I know that on 8bit AVRs RAM can be saved up by using uint8_t or similar variables if the value wont exceed the range.

My question is if using 8bit or 16bit variables will save up RAM on a Teensy 3.6 board. I am asking this because the OctoWS2811 library uses an IntArray to store 24bit RGBValues.

 

[Theremingenieur]

It's often a trade-off between RAM usage and speed, since 32bit aligned memory reads are faster. But in that special case, if I remember well, the 24 bit RGB data is packed to not to waste 8 bits.

Edit: You got already the answer, thus why do you re-ask? Why Int instead of 3 bytes for RGB?

If you need deeper understanding of the memory organisation in modern ARM Cortex M4 MCUs, you'd study the reference manual. Or, in a more empiric way, just write some test code with your different variable formats, compile it with the different optimization options and look at the verbose output of the compiler which will tell you how much RAM and flash memory are used.

 

[WS2812B]

I got the answer why it uses 32bit sections but I also asked the above question and got no answer. That's why I 're-ask'. Thank you.

 

[MichaelMeissner]

If you declare something with an explicit length (uint8_t, uint16_t, etc.) it will take that many bytes in memory (i.e uint8_t will take 1 byte, uint16_t will take 2 bytes, etc.).

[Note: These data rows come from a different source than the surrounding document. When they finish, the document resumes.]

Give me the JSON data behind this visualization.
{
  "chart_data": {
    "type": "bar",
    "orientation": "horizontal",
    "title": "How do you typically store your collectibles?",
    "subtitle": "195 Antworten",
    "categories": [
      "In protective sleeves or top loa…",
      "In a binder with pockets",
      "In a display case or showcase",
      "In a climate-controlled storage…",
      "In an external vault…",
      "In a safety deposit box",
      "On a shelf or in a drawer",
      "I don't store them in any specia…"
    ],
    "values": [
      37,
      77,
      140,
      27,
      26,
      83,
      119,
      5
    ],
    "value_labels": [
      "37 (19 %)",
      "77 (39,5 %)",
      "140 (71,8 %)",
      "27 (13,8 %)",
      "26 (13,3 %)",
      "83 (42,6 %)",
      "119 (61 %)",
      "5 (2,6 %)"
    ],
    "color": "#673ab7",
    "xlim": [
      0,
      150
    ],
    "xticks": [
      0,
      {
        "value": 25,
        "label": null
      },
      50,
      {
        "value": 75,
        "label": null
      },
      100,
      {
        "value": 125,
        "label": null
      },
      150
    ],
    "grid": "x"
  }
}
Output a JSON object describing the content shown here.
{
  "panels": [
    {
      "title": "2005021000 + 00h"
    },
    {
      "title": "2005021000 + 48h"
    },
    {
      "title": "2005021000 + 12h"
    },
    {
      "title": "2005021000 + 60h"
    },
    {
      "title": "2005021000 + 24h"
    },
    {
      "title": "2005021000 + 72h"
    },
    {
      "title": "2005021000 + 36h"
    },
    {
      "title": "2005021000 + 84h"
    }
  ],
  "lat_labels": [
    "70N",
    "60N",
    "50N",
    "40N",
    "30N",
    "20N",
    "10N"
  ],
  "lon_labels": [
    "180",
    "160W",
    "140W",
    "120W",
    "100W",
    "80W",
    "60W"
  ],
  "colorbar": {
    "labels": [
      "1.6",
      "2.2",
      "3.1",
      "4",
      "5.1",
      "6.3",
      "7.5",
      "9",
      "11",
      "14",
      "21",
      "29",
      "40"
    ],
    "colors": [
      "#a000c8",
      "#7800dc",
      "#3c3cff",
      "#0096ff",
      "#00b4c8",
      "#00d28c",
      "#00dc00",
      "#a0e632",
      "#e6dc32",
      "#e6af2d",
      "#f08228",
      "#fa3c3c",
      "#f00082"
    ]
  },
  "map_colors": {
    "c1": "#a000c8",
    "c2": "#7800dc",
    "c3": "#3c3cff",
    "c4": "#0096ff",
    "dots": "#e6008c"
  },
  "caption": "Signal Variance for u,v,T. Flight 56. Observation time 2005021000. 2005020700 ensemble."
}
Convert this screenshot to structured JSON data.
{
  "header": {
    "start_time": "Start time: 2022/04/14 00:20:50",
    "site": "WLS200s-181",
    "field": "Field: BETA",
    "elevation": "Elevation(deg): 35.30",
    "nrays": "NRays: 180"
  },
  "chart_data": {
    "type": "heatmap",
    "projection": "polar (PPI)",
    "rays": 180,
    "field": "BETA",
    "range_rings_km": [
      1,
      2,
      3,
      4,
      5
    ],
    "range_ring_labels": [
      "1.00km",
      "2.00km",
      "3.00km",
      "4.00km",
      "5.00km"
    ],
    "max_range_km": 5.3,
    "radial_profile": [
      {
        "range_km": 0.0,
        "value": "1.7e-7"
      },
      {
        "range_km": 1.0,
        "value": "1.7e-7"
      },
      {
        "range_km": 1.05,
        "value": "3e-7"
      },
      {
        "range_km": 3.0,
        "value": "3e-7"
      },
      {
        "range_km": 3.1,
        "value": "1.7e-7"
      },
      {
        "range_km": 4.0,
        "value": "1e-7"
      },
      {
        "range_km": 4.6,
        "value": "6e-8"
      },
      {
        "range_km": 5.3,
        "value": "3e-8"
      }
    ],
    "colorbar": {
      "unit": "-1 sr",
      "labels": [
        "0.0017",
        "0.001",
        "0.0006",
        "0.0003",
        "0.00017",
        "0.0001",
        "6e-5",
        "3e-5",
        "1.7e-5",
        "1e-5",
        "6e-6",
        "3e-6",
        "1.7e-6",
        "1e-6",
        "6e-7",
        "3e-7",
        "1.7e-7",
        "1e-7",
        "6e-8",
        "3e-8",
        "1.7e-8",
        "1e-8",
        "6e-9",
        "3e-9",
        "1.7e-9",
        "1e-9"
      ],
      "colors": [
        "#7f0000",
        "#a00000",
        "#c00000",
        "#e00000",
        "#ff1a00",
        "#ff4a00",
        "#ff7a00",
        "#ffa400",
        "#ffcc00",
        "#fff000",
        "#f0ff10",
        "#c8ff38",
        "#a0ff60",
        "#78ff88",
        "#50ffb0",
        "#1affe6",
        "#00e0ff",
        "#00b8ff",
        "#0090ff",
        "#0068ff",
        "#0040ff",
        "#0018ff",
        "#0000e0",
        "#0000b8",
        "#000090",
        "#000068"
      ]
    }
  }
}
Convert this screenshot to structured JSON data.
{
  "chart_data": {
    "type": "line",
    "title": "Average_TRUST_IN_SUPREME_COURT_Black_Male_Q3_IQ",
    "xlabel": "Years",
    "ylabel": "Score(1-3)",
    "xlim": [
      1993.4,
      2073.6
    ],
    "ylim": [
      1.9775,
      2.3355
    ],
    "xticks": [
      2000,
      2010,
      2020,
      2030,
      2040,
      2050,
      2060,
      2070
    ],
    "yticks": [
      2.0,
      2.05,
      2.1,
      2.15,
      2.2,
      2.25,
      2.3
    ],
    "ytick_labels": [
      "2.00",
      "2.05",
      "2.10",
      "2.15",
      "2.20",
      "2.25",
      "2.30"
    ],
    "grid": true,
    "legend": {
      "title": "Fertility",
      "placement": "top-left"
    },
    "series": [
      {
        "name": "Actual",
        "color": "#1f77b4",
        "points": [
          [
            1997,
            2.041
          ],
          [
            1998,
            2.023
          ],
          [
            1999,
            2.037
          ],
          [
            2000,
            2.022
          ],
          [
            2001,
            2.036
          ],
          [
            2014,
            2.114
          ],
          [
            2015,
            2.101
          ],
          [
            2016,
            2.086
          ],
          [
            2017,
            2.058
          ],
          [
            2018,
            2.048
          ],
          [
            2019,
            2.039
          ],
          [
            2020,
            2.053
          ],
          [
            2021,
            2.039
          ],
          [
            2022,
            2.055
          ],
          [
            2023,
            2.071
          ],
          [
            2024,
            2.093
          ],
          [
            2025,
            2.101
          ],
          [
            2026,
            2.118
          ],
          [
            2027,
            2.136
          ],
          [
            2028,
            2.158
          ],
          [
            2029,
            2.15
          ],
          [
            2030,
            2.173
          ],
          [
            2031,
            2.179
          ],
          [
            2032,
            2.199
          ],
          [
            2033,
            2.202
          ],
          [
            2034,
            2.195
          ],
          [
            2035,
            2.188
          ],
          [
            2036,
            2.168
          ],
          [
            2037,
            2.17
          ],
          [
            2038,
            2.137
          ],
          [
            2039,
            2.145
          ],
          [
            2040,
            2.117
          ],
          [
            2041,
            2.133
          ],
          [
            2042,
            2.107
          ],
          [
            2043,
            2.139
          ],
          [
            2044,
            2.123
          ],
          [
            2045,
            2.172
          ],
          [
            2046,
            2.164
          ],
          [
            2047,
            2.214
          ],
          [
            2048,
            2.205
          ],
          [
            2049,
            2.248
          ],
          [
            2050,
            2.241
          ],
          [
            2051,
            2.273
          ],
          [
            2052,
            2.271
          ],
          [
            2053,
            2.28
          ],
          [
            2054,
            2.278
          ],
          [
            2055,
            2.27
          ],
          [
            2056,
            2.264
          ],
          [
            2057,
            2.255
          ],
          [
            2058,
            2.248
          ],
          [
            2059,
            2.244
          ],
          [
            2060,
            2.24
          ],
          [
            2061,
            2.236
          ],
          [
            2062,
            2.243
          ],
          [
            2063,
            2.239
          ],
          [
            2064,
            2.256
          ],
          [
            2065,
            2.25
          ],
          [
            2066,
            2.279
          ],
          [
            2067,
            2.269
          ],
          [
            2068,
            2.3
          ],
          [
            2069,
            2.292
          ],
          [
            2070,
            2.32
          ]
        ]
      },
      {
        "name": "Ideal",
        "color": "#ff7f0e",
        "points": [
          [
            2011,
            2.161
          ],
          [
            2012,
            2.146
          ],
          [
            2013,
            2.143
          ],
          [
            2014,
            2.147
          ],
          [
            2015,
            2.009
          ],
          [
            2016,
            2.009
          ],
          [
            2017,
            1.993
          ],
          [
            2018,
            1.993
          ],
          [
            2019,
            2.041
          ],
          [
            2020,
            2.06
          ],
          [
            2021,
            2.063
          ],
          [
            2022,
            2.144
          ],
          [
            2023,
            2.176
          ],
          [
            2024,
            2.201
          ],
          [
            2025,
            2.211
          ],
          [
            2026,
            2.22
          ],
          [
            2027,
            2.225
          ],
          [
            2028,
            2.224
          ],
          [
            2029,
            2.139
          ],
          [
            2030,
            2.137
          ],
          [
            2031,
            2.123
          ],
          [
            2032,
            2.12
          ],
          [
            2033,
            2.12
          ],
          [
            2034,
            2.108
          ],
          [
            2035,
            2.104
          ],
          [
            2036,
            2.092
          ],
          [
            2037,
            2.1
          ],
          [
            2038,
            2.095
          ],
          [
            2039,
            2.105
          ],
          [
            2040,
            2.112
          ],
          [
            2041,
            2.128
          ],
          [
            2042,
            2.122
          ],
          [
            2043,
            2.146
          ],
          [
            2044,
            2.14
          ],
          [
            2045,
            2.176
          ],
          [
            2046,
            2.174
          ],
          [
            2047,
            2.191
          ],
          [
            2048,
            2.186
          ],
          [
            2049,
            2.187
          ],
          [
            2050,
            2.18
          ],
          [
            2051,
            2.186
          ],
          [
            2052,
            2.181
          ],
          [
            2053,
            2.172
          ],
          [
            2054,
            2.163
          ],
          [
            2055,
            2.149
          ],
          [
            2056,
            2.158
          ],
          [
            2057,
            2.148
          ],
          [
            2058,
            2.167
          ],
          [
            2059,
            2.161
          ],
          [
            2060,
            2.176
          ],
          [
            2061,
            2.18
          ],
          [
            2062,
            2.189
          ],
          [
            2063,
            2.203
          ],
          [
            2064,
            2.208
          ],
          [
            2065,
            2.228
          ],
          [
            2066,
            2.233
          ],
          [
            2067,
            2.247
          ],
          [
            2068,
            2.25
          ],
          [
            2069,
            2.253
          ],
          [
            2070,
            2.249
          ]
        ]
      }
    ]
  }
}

Note, anything larger than 1 byte may be subject to padding, depending on the underlying architecture, and the ABI (application binary interface) that the compiler uses. Some processors will generate an exception if you use a 2/4/8 byte memory instruction and the address is not aligned properly. Other processors will execute the load/store more slowly if the address is unaligned. You can even get systems that some memory accesses can deal with unaligned data, and some can't (typically this would be uncached memory). IIRC, on the Teensy 3.2, there are logically two banks of memory, and unaligned accesses work everywhere except when the access crosses that boundary, but you only see this if you are explicitly converting char * pointers into int *.

For example, consider this example structure:

struct foo {
    uint8_t a;
    uint16_t b;
    uint8_t c;
    uint16_t d;
};

On many systems, there would be a 1 byte hole between the fields a' and 'b' and a 3 byte hole between 'c' and 'd'.

The ISO C/C++ standards demand that the compiler behave as if the types smaller than int be converted to int or unsigned int before doing arithmetic/logical operations on it. Some processors have 8/16/32/64-bit arithmetic operations, some only have 1 or 2 sets and the other sizes must be done by multiple instruction sequences. Typically processors will have memory operations that take a 1, 2, or 4 byte item and load it into a 32-bit or 64-bit register to do arithmetic/logical operations. It is rare for a processor to provide 3, 5, 6, or 7 byte memory operations (except for special string handling instructions).

Thus if you declare something to be uint8_t, it can save memory if you have a large array. When it is being processed in the registers, it is likely to be done in a 32-bit register (on the Teensy) using instructions that take 32-bit inputs and produce 32-bit outputs. It is then converted back to 8-bit when you store it to memory. If the value is used in another calculation before storing it to memory, the compiler may need to do a conversion from 32-bits down to 8-bits.

This storage to memory (or an in-register conversion) will eliminate the upper bits. So if you have an uint8_t value that has 255 in it, and you add 1 to the value, it will be 0 instead of 256, if you read the value.

For example, consider this case:

    uint8_t a = 250;
    // ...
    if (a + 10 > 251) {
        println "yes";
    else {
        println "no";
    }

This will print "yest" because the a is logically converted to int and 250 + 10 is 260, which is valid.

But if you wrote:

    uint8_t a = 250;
    // ...
    a += 10;
    // ...
    if (a > 251) {
        println "yes";
    else {
        println "no";
    }

It would print "no" because storing the value back into a truncates the value.

 

[WS2812B]

Thank you.

 

[PaulStoffregen]

Every time you compile with Arduino, you should see a message like this:

Global variables use 12528 bytes (4%) of dynamic memory, leaving 249616 bytes for local variables.

If you are unsure about memory usage, you can try adding variables to your program and watch this number.

You should be aware of the padding issues MichaelMeissner mentioned. Sometimes the padding gives unexpected results, possibly allocating your variable in space that was previously "wasted" for padding, sometimes add the space for the new variable plus padded. Also you should know the compiler is very good about knowing if you never actually use the variable and not allocating it at all, such as cases where it is always a known value.

Also you should know local variables are allocated on a dynamically changing stack, so Arduino can only show you the usage for your global variables. Most Arduino code and libraries are designed to allocate larger data, like the OctoWS2811 buffers, as global variables.

But the point is Arduino gives you the actual memory usage info every time you compile. You can observe this info to get answers specific to your actual program.